Integral Sign Galaxy (UGC 3697)
The «Integral Sign Galaxy» (GB 1) was found in 1967 by Geoffrey Burbidge in an idle perusal of the photo plates of the «Palomar Observatory Sky Survey». No other galaxies with that unusual form of an integral sign were known at that time. 
UGC 3697 is a low-mass, Sd spiral galaxy. It shows a super thin disk morphology, that we see edge-on. It is warped like a potato chip or a music record that was too long in the sun. Some degree of warping is observed in a large fraction of galaxies, but only few are warped as much as UGC 3697. In contrast to normal edge-on spirals, where the brightest concentration of H-I is typically found near the central regions of the galaxy, UGC 3697 shows a bright blob of emission near its western edge. Gas filaments also extend from this location, reaching up to ∼7 kpc from the plane. Neither the filaments nor the bright midplane clump have any obvious optical counterparts.

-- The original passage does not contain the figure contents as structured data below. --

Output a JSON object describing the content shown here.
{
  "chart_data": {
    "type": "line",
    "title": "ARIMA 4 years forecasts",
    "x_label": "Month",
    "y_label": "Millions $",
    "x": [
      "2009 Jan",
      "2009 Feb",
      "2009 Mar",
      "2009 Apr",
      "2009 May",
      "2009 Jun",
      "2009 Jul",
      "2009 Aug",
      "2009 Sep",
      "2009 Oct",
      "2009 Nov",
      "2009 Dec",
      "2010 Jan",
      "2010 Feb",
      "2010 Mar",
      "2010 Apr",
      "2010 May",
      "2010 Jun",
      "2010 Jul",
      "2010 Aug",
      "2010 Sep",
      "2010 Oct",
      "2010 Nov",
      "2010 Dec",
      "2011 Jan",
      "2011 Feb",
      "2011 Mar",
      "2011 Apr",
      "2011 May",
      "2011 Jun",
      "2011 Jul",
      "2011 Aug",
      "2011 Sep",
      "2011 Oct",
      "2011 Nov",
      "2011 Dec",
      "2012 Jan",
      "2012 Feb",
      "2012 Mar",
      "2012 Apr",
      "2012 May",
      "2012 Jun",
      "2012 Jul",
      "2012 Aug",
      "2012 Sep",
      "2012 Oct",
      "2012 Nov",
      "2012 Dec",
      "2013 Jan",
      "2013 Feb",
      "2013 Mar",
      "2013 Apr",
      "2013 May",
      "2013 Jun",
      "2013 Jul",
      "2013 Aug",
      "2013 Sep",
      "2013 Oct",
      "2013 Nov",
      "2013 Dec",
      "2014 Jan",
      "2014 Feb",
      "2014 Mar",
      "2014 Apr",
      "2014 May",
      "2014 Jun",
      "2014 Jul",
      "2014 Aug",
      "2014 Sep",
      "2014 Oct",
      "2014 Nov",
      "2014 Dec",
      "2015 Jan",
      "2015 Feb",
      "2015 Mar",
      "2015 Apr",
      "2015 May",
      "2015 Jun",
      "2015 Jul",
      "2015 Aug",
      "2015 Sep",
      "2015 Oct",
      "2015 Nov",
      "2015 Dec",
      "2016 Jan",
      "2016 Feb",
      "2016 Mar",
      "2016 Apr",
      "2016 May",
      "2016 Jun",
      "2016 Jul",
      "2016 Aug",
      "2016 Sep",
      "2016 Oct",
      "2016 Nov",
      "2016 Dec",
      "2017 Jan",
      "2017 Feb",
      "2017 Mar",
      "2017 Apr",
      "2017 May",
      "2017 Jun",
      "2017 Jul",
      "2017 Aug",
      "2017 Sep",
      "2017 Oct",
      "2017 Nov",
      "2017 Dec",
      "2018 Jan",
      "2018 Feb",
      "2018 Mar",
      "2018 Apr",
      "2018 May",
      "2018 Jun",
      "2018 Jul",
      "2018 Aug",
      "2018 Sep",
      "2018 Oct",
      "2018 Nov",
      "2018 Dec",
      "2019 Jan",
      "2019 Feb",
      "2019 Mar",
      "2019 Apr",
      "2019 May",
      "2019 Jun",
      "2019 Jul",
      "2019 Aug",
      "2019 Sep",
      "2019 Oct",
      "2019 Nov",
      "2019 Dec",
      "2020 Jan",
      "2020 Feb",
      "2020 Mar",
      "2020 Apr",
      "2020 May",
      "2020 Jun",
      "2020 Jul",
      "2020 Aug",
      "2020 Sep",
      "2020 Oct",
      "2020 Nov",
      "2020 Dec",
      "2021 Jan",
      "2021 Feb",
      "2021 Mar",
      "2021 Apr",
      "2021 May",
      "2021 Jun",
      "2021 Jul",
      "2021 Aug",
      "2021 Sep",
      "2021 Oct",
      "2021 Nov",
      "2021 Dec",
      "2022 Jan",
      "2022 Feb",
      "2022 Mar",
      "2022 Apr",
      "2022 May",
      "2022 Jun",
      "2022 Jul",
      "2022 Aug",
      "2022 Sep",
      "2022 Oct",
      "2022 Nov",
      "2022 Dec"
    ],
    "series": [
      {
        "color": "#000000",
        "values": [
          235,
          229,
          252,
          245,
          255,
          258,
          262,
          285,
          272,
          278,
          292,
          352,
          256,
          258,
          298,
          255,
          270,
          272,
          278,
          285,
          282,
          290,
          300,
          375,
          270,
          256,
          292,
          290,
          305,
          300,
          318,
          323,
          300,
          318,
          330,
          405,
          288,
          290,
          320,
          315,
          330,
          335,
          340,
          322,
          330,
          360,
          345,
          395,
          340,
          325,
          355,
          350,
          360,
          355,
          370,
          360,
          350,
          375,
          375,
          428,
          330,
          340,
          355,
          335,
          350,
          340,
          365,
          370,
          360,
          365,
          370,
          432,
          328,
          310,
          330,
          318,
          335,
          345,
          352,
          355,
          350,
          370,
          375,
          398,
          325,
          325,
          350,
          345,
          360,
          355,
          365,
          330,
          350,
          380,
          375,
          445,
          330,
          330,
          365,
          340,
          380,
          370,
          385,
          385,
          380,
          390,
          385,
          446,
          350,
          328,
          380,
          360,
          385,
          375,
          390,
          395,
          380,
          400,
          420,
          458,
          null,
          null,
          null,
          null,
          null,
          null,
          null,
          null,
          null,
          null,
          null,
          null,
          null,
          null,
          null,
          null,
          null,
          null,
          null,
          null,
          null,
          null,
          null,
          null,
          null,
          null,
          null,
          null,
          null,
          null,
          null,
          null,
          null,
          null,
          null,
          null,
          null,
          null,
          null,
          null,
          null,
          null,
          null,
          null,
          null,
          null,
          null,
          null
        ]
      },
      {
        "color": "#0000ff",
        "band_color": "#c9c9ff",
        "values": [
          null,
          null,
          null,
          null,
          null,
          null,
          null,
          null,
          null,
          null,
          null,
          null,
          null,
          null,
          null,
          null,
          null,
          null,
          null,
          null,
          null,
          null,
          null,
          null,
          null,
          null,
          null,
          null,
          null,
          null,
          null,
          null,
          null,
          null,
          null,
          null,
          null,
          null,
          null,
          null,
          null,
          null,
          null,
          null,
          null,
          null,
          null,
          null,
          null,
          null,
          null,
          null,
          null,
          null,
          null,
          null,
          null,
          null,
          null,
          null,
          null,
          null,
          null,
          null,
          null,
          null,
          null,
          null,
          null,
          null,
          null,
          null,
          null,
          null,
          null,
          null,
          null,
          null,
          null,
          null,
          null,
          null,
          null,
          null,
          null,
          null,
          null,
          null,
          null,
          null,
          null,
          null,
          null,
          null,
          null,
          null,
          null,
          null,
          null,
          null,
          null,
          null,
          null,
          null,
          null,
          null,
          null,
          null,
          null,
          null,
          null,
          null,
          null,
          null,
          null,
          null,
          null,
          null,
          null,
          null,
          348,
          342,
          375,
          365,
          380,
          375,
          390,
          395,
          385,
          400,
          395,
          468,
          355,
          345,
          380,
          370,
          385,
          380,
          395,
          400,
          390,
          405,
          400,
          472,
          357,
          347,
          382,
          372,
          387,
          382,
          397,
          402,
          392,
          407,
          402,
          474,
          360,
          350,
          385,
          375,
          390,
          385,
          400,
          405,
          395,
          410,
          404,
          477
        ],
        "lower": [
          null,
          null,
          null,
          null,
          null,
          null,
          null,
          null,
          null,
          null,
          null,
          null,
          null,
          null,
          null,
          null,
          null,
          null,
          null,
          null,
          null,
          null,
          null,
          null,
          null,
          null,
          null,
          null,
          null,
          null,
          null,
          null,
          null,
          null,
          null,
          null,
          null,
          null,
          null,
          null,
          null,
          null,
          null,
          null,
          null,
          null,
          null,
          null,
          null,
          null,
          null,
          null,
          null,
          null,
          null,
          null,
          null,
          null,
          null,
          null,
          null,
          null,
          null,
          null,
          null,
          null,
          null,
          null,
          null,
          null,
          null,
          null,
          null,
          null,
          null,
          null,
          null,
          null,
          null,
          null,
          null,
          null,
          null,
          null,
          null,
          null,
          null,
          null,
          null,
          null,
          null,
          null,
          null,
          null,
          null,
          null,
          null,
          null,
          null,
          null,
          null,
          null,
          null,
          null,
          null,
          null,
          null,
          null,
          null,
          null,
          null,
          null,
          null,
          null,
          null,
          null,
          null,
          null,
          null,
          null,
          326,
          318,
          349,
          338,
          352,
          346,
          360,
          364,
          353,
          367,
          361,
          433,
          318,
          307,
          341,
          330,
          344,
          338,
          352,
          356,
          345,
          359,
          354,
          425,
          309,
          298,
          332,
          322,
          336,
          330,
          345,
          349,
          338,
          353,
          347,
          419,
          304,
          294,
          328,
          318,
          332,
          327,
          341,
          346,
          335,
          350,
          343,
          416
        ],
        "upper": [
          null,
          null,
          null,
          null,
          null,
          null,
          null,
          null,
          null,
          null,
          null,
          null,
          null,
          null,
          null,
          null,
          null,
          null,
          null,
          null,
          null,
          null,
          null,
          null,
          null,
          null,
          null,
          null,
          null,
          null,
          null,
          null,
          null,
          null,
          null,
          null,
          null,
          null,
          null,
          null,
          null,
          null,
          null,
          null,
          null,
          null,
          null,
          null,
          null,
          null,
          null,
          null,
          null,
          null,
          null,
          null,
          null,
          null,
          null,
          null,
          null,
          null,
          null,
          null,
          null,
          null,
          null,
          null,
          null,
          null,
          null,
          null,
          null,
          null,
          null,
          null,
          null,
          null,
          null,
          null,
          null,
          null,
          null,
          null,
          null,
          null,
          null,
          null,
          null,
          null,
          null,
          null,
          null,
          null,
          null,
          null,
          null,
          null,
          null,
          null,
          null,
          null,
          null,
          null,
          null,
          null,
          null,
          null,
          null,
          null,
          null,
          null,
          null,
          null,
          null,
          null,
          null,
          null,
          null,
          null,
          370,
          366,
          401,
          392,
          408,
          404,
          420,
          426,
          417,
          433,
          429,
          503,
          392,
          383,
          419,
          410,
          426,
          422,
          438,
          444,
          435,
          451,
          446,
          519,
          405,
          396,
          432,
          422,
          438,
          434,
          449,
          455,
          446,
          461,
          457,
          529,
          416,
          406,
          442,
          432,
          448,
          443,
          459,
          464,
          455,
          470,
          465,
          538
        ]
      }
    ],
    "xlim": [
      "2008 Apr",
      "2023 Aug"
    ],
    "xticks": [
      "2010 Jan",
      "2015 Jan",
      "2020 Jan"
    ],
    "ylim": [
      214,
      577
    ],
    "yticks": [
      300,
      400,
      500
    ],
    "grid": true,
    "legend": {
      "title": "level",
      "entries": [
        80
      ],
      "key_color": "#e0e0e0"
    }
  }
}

UGC 3697 is part of a small galaxy group that includes the peculiar elliptical galaxy UGC 3714 and several dwarf galaxies. UGC 3714, at a projected distance of 39 kpc from UGC 3697, is the optically brightest group member, and has long been presumed to be responsible for exciting the warp of UGC 3697 via tidal effects. However, tides are rather inefficient warp drivers. New observations have revealed strong evidence that the galaxy recently had merged with a satellite dwarf galaxy. 
Apparent magnitudes in different filters are: B 13.1 mag, J 11.508 mag, H 10.822 mag, K 10.528 mag. The distance is given with 46.27 Mpc. 
|PGC 20348||07 11 21.3||+71 50 06||S||3.3 x .2||13.3||3137||76||UGC 3697, MCG 12-7-28, CGCG 330-26, IRAS 7055+7155, ANON 705+71|
|PGC 20398||07 12 33.8||+71 44 56||S||1.8 x 1.6||12.7||3051||35||UGC 3714, MCG 12-7-32, CGCG 330-30, ANON 706+71|
|PGC 20412||07 13 04.5||+71 39 58||.4 x .2||15.9||CGCG 330-32|
The galaxy UGC 3697 is located in the constellation Camelopardalis. The best viewing time is September to March when it is highest at night.
320 mm aperture: Visually, no integral sign can be seen, but a narrow, elongated line. With a brightness of 14.5 mag, the galaxy is easily recognizable under dark, alpine skies. The two 6.4 mag and 7.0 mag bright stars and the prominent triangle with 11m stars are helpful for the search. The UGC 3714 with 12.7 mag indicates that you are in the right star field. A mag 14.7 star is right next to the integral sign galaxy we are looking for.
The faint galaxy PGC 20412 with 16.0 mag can be tried as an encore. Provided you have the best viewing conditions and a lens opening of more than 320 mm.